• Richard Newman is the winner of the Lexus 2040:  the Soul of Future Premium design programme, with “ALTO,” his vision for a personal flying vehicle
  •  Culmination of a project presented by Lexus and the Royal College of Art in London for postgraduate students at the RCA’s Intelligent Mobility Design Centre
  • Runners-up commendations for Zhenyu Kong creator of “Lexus #Units” and Ben Miller, for “Crucible”
  • Projects supported and assessed by a distinguished panel, including Lexus design leaders Ian Cartabiano and Lance Scott and Prof Dale Harrow and Dr Chris Thorpe of the RCA

A Lexus design challenge to envision how luxury mobility might evolve in the year 2040 has been won by “ALTO,” a radical concept for a personal, globe-like flying vehicle.

The work of young designer Richard Newman  was selected from among  six finalists in the Lexus 2040: the Soul of Future Premium programme. Presented by Lexus with the Royal College of Art (RCA) in London, the project challenged postgraduate students at the college’s Intelligent Mobility Design Centre (IMDC) to explore new vehicle architectures to meet changes in European city life and society and to re-imagine the role Lexus might play as a luxury mobility brand.

“ALTO,” is a hydrogen-powered VTOL (vertical take-off and landing) vehicle, its pendant shape inspired by hot air balloons and plant terrariums. Newman looks to a future where technology will become so commonplace, it will no longer be considered a luxury; instead, people will value “celebration of the everyday” as premium experiences. He describes the vehicle as “jewellery in the sky – like a cloud’s earring,” with an exterior that can be personalised. The design’s functionality also allows for seamless docking onto the side of buildings.

“I wanted to create something that is quite challenging, that would raise a few eyebrows, but which would also make people smile,” said Richard, from Coventry, UK. “It proved to be quite an organic design process and the changes I needed to make became quite evident as the programme progressed, with the input from the Lexus designers.”

The six-month programme included mentoring and assessment sessions with Ian Cartabiano and Lance Scott, respectively President and Senior Manager at Lexus’ European design studio, ED2, together with Prof Dale Harrow, Chair of the IMDC, and Dr Chris Thorpe, the RCA’s Intelligent Mobility Head of Programme. They were joined on the judging panel by design author and commentator Nargess Banks and senior representatives from Lexus Europe to select the winner. 

The designers presented their work in person to the judges at a ceremony at the IMDC on 15 March. In addition to the winner, there were commendations for two runners-up:  Zhenyu Kong (China) for ”Lexus #Units” and Ben Miller (Canada) for “Crucible”.
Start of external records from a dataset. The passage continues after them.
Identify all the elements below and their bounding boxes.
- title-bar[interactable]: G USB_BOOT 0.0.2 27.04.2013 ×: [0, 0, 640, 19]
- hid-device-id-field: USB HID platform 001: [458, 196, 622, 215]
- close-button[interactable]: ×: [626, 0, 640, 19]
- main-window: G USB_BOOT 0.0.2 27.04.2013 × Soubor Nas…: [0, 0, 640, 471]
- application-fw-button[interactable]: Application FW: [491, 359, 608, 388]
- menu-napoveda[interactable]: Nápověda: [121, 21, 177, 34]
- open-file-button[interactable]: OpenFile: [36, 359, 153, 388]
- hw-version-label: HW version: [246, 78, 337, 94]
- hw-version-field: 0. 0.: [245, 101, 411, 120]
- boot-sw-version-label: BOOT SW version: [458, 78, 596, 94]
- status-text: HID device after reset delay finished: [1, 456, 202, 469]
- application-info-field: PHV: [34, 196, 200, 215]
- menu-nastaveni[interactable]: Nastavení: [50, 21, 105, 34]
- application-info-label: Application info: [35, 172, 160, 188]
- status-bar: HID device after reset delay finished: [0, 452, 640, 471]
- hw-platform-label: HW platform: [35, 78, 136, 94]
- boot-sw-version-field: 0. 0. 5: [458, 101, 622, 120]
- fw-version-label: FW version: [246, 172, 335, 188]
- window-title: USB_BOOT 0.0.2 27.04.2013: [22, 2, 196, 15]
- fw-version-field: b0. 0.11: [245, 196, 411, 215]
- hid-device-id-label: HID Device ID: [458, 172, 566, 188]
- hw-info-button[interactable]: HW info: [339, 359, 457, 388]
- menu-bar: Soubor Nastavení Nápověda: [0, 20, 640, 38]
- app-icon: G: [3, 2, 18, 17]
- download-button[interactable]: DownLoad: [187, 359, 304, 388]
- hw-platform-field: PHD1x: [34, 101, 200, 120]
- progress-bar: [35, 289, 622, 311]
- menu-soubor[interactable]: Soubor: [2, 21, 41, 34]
Lexus #Units’ unique design takes its inspiration from the shape of coastal barriers. It is highly flexible and can reduce its footprint to adapt to narrow roads. The interior can be personalised using blockchain technology, so NFT artworks can be brought on a journey. Lexus #Units caters for Generation Alpha’s desire for diversity in self-expression, tapping into the popularity of social media for sharing of opinions and emotions. The vehicle can link to other vehicles and be used as a projector device, e.g. to join concerts or parties virtually.

The Crucible is a hydrogen-fuelled escape vehicle that divides itself to meet different use scenarios and contexts.  It separates the owned luxury cabin from the technology to create a service that is both carefree and personalised. The morphing interior can adapt to any configuration for seamless comfort and could even be put inside a house. Users could choose a different vehicle for weekdays and for weekends when they want to explore and meet others. In reference to Lexus design cues, Miller reinterpreted the Lexus spindle grille and created a light and airy vehicle that is easy to get in and out of, and that can be reclined for comfort.

Lance Scott said: “All the designers impressed us with their thinking, their ideation and the breadth of their imagination. What they produced was not just fantasy, but based on factual study of what ‘premium’ might mean in a future society, and they extrapolated this to create something very forward-thinking. With Richard Newman’s winning project, everything was well-thought-out and executed. His positive, optimistic view of the future of Lexus is very much what we want for our brand, something that can bring a smile to everyone’s face.” 

Prof Dale Harrow commented: “This has been a very rewarding project for everyone involved, and with Lexus we have been able to explore profound issues surrounding mobility in terms of future lifestyles and products. The results show how young designers are thinking deeply about mobility issues and bringing their day-to-day experiences to the project, from a wide range of cultural backgrounds.”

Etienne Plas, Senior Manager, Lexus Product Communications, said: “As a brand, we actively encourage and support the development of new design talent and thinking. This project has delivered intriguing and exciting new ideas about how Lexus might evolve as a brand to address changing mobility requirements and perceptions of what ‘premium’ means.”